‘Er was geen betere papa dan de mijne: Pablo Escobar’

De kleine JUAN PABLO met PABLO ESCOBAR. 'Ik zag hem als een grote vriend, als iemand die alleen maar het beste wilde voor mij.'

Eén man is niet te spreken over Narcos, de bejubelde Netflixserie over het drugskartel van de illustere Pablo Escobar: zijn zoon. ‘Door dit slag reeksen willen jongeren van over de hele wereld net als mijn vader zijn.’

In Narcos presenteert Netflix het verhaal van Pablo Escobar, de Colombiaanse ‘cocaïnekoning’ die tussen 1975 en zijn gewelddadige dood in 1993 zijn Medellín-kartel uitbouwde tot een van de meest succesvolle criminele organisaties ooit. Escobar was een meedogenloze ‘zakenman’, die concurrenten en tegenstribbelende politici elimineerde, en er niet voor terugdeinsde vrouwen en kinderen te vermoorden. Tegelijk was hij een weldoener die zijn stad en land erbovenop wilde helpen.

Toen Netflix dit jaar het tweede seizoen van die geprezen reeks aankondigde, liet één man merken dat hij niet zo enthousiast was: Sebastián Marroquín zei dat hij in het eerste seizoen minstens tien fouten had ontdekt, dat de reeks zelfs ‘de geschiedenis van een hele natie besmeurt’. En hij heeft recht van spreken: in een vorig leven heette Marroquín Juan Pablo Escobar, zoon van. En wie daar nu al Godfather-fantasieën bij krijgt: Marroquín is bepaald niet in de voetsporen van zijn illustere vader getreden. Hij moest vluchten en leeft tegenwoordig in ballingschap in Buenos Aires, waar hij een nieuw leven opbouwde. Met weerzin én met liefde blikt hij in dit interview terug op zijn relatie met zijn overleden vader.

Hoe spreken we jou aan? Als señor Marroquín of als señor Escobar?

SEBASTIÁN MARROQUÍN: Maakt niet uit. Ik moest mijn naam veranderen, voor mijn eigen veiligheid.
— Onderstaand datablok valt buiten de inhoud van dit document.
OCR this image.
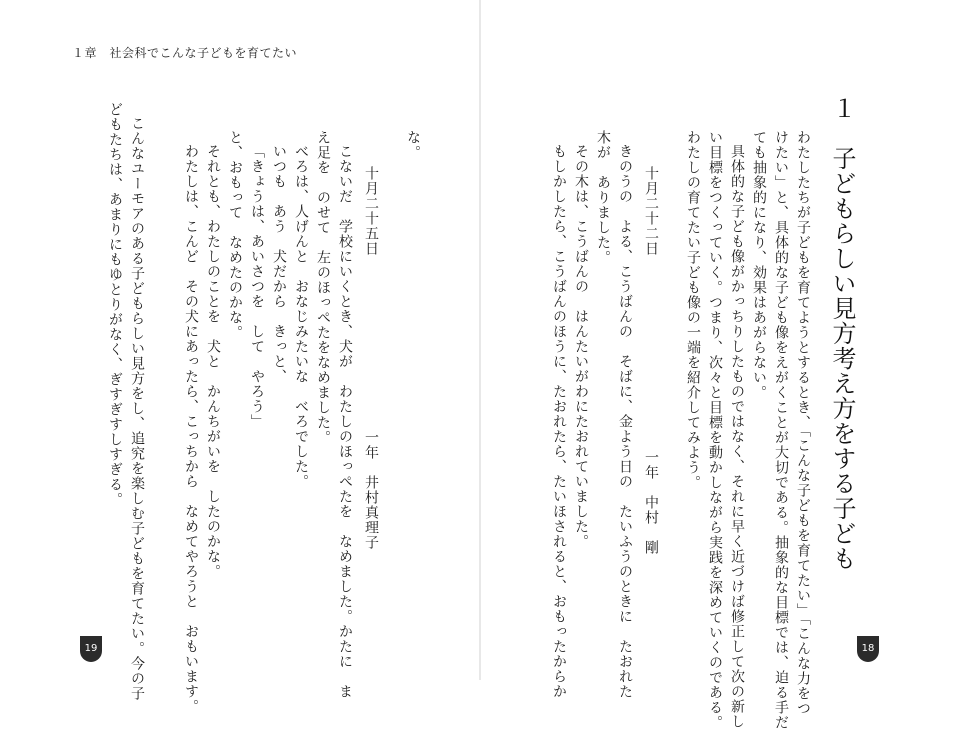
１章　社会科でこんな子どもを育てたい
１　子どもらしい見方考え方をする子ども
わたしたちが子どもを育てようとするとき、「こんな子どもを育てたい」「こんな力をつ
けたい」と、具体的な子ども像をえがくことが大切である。抽象的な目標では、迫る手だ
ても抽象的になり、効果はあがらない。
具体的な子ども像がかっちりしたものではなく、それに早く近づけば修正して次の新し
い目標をつくっていく。つまり、次々と目標を動かしながら実践を深めていくのである。
わたしの育てたい子ども像の一端を紹介してみよう。
十月二十二日
一年　中村　剛
きのうの　よる、こうばんの　そばに、金よう日の　たいふうのときに　たおれた
木が　ありました。
その木は、こうばんの　はんたいがわにたおれていました。
もしかしたら、こうばんのほうに、たおれたら、たいほされると、おもったからか
な。
十月二十五日
一年　井村真理子
こないだ　学校にいくとき、犬が　わたしのほっぺたを　なめました。かたに　ま
え足を　のせて　左のほっぺたをなめました。
べろは、人げんと　おなじみたいな　べろでした。
いつも　あう　犬だから　きっと、
「きょうは、あいさつを　して　やろう」
と、おもって　なめたのかな。
それとも、わたしのことを　犬と　かんちがいを　したのかな。
わたしは、こんど　その犬にあったら、こっちから　なめてやろうと　おもいます。
こんなユーモアのある子どもらしい見方をし、追究を楽しむ子どもを育てたい。今の子
どもたちは、あまりにもゆとりがなく、ぎすぎすしすぎる。
19	18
Dat wil niet zeggen dat ik mijn afkomst of mijn liefde voor mijn ouders verloochen. Ik wilde gewoon ontsnappen aan het geweld. Sommigen noemen mij Sebastián, anderen Juan Pablo.

Je kreeg de naam Juan Pablo Escobar van je vader, allicht de bekendste drugsbaron uit de geschiedenis. Na zijn dood in 1993 ben je uit Colombia gevlucht. Vandaag werk je als architect in Buenos Aires. Duiden die twee verschillende namen ook op twee verschillende levens?

MARROQUÍN: Het is hetzelfde leven, maar opgedeeld in twee totaal verschillende levensfases. Door mijn naam te veranderen, heb ik vooral mezelf bevrijd van alle vooroordelen en mezelf de kans gegeven te gaan studeren, om dingen te beleven die met mijn oorspronkelijke naam niet mogelijk waren geweest. Toen we in Argentinië in ballingschap gingen leven, waren we absoluut niemand. Dat was een heel goede ervaring, die ons geholpen heeft om onszelf beter te leren kennen.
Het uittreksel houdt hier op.